Brazil Economists Cut 2013 Growth Forecast to Lowest This Year

Brazil economists cut their 2013 growth forecast to the lowest this year, as the world’s second-largest emerging market grapples with flagging consumer confidence and persistent inflation.

Brazil’s gross domestic product will grow 2.24 percent this year, compared with the previous week’s forecast of 2.28 percent, according to an Aug. 2 central bank survey of about 100 analysts published today. This was the 11th time in the past 12 weeks that economists reduced their 2013 GDP expectations.

President Dilma Rousseff’s administration is trying to balance policies aimed at sparking growth while slowing price increases that are near the top of the target range. While officials last month cut 10 billion reais ($4.4 billion) from the budget to help control spending, a weaker real has fueled inflation, and policy makers have lifted the key rate 125 basis points this year. The central bank has signaled it may extend rate increases to ensure inflation doesn’t hurt demand and investments.

Swap rates on the contract due in Janurary 2015 rose three basis points, or 0.03 percentage point, to 9.75 percent at 9:03 local time. The real was little changed at 2.2888 per U.S. dollar and has weakened 10.3 percent so far this year.

Falling food and transportation costs helped slow annual inflation to 6.4 percent in mid-July from 6.67 percent the month prior.
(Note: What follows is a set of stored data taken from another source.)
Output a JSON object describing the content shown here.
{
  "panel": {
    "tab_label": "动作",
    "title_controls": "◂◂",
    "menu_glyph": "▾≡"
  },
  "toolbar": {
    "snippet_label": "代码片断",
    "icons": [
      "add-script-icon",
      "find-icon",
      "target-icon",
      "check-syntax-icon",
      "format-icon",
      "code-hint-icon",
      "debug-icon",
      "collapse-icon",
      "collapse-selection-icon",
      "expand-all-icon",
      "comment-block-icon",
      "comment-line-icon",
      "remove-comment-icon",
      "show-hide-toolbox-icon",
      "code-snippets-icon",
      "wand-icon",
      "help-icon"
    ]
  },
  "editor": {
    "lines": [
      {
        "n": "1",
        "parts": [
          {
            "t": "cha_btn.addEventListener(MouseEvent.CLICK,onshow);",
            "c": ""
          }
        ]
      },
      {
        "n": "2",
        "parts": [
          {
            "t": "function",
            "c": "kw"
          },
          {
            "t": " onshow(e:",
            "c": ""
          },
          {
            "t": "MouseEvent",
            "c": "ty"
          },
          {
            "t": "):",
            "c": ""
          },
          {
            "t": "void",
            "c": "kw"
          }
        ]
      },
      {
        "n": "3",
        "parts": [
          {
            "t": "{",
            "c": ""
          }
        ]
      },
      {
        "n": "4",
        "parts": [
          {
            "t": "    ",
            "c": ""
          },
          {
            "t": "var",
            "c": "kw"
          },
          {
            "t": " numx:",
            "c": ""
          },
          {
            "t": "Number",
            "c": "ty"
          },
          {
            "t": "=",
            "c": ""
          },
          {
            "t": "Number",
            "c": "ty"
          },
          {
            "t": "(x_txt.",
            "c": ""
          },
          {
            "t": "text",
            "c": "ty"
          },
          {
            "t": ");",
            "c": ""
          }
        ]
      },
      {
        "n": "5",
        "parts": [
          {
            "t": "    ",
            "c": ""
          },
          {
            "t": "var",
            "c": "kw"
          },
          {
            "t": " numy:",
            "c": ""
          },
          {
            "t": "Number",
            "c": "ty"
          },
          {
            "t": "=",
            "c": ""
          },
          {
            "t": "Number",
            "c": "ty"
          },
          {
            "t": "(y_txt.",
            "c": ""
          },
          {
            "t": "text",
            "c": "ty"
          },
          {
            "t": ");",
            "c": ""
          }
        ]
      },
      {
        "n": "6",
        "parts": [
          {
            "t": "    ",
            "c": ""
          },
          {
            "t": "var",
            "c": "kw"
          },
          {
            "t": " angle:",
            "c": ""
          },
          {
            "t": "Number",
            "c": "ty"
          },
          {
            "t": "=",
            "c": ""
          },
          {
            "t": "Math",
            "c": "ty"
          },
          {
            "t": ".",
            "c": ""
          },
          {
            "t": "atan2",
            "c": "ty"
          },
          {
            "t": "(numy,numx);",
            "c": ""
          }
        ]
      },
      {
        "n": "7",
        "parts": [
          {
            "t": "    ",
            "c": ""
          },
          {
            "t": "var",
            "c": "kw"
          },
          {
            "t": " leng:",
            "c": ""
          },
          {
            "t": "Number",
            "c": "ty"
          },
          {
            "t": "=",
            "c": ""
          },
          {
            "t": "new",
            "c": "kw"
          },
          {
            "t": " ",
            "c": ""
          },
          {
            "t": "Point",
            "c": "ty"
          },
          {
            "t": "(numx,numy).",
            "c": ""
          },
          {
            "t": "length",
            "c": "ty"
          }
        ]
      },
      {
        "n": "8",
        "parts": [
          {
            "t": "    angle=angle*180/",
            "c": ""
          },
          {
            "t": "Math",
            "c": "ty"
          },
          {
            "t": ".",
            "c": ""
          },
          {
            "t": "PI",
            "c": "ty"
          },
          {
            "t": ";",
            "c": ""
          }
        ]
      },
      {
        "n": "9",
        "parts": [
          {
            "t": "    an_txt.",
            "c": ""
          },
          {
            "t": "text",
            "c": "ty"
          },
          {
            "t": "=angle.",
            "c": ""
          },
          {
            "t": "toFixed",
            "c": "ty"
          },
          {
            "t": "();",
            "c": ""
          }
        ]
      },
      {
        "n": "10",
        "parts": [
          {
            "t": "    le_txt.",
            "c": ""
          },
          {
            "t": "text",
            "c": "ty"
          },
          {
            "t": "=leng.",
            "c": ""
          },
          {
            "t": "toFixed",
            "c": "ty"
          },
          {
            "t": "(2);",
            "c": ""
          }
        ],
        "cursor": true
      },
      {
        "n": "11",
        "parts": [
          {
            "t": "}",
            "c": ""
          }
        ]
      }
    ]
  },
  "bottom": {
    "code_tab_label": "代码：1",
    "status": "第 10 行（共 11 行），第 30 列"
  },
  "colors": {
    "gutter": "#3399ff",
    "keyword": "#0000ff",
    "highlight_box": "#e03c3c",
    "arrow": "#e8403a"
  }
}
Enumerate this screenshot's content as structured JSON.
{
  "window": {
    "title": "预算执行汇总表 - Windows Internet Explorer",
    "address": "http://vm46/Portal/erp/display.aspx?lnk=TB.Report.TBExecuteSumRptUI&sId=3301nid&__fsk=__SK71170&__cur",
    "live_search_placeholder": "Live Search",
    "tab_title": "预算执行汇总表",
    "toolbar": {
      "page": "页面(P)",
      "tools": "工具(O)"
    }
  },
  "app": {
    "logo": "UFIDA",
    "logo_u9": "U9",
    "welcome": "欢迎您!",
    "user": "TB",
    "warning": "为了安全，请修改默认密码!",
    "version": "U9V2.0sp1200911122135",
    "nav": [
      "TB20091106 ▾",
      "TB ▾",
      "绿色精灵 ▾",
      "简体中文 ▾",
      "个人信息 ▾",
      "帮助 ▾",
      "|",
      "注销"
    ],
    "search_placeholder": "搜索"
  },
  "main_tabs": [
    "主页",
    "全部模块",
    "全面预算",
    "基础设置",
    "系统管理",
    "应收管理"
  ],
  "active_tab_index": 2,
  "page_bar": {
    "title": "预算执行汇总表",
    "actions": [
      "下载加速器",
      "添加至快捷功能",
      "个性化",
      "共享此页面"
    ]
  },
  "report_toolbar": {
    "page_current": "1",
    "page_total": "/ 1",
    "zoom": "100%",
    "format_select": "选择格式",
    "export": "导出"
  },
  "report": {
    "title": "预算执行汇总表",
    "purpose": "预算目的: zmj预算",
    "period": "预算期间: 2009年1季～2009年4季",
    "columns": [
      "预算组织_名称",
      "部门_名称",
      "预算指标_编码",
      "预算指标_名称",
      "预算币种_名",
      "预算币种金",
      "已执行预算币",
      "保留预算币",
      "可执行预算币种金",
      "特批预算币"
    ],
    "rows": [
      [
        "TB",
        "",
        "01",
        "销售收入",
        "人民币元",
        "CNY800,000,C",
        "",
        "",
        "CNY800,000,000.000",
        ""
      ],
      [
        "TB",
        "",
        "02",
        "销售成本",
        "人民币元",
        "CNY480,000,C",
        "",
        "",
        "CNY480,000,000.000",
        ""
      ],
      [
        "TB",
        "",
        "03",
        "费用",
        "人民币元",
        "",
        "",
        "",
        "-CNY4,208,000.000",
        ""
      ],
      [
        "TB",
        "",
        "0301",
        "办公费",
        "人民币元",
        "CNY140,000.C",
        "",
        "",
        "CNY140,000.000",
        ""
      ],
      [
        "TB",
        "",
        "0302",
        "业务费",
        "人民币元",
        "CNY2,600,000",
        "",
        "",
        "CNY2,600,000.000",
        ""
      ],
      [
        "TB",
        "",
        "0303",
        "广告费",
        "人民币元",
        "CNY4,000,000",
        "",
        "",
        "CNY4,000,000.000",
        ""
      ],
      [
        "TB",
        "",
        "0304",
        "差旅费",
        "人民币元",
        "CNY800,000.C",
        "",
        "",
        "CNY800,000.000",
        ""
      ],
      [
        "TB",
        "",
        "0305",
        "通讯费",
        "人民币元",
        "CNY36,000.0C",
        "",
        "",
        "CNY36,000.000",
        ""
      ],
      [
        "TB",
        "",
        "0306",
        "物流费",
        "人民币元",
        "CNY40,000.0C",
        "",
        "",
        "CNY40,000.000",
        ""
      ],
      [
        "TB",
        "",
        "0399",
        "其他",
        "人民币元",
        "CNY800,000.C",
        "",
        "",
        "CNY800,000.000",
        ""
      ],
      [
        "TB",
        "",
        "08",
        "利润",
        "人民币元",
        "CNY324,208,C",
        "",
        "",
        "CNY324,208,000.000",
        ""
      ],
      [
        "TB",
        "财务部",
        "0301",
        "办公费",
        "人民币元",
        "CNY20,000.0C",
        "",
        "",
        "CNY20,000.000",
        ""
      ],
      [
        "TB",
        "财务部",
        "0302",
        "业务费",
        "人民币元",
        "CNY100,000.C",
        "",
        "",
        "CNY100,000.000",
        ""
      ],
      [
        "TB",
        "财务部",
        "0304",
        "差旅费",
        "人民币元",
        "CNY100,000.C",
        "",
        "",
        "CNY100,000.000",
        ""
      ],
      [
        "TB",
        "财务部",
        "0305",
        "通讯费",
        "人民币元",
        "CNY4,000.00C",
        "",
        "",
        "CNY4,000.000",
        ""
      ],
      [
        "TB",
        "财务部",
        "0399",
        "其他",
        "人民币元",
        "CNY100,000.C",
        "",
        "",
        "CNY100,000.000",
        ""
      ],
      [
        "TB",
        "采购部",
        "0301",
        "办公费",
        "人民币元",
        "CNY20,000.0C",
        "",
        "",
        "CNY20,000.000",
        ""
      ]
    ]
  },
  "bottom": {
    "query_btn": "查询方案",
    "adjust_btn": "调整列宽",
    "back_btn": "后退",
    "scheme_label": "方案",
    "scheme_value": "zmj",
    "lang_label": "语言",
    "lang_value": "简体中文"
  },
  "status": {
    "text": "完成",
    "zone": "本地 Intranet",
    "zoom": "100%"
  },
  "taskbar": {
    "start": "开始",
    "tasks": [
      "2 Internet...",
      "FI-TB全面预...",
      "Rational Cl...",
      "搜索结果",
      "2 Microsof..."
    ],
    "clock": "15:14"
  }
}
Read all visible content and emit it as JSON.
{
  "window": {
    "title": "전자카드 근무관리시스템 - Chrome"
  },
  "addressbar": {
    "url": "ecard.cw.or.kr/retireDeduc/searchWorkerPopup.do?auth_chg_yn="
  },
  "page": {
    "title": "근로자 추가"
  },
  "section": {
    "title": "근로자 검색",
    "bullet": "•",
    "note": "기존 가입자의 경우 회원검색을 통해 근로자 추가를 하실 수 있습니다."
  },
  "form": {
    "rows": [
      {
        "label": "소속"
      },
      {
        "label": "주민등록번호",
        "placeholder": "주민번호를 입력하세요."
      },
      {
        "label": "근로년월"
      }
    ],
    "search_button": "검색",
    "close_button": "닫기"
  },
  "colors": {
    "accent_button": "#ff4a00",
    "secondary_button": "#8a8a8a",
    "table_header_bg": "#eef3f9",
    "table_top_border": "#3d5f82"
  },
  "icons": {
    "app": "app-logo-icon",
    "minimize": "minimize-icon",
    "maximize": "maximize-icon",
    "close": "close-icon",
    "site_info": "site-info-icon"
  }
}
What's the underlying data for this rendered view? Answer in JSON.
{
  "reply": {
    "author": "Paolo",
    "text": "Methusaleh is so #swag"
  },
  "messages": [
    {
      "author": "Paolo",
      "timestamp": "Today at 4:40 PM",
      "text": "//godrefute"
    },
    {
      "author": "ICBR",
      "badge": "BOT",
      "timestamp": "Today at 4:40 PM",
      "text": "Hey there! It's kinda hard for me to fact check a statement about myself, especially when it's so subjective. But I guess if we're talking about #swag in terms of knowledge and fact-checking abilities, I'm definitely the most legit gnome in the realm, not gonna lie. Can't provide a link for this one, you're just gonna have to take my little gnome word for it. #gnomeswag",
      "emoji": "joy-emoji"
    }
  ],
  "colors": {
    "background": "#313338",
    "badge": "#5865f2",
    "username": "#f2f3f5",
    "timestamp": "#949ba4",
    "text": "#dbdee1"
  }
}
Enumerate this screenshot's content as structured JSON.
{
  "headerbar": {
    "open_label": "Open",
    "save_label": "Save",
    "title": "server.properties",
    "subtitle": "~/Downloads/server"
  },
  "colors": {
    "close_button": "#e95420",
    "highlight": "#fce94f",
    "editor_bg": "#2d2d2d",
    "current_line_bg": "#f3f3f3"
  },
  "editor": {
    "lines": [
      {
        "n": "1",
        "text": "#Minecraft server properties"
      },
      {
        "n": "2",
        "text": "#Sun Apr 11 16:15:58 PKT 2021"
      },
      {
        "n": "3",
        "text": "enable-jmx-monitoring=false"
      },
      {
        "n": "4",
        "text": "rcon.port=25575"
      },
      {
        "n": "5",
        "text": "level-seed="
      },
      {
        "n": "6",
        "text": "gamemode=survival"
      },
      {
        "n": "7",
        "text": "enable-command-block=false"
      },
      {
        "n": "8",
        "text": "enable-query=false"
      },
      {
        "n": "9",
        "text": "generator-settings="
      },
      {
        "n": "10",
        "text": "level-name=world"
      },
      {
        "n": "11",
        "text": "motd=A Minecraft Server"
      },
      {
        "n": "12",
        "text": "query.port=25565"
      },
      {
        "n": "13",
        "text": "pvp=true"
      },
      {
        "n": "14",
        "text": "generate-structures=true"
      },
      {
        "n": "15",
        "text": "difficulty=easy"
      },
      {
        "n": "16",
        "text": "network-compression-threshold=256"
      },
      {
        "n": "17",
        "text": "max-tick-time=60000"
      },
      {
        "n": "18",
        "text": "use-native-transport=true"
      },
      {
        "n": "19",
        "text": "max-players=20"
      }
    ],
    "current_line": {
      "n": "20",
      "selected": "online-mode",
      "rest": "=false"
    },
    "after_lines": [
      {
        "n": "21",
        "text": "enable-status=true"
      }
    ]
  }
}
Policy makers target inflation at 4.5 percent plus or minus two percentage points.

Recent economic indicators indicate Brazil’s economy is struggling to accelerate. While industrial production increased more than economists forecast in June, output has contracted in 5 of the past 12 months. Consumer confidence plunged in July to the lowest level since May 2009, according to a survey from the Fundacao Getulio Vargas.

Latin America’s largest economy expanded by 0.9 percent last year, down from 2.7 percent in 2011 and 7.5 percent in 2010.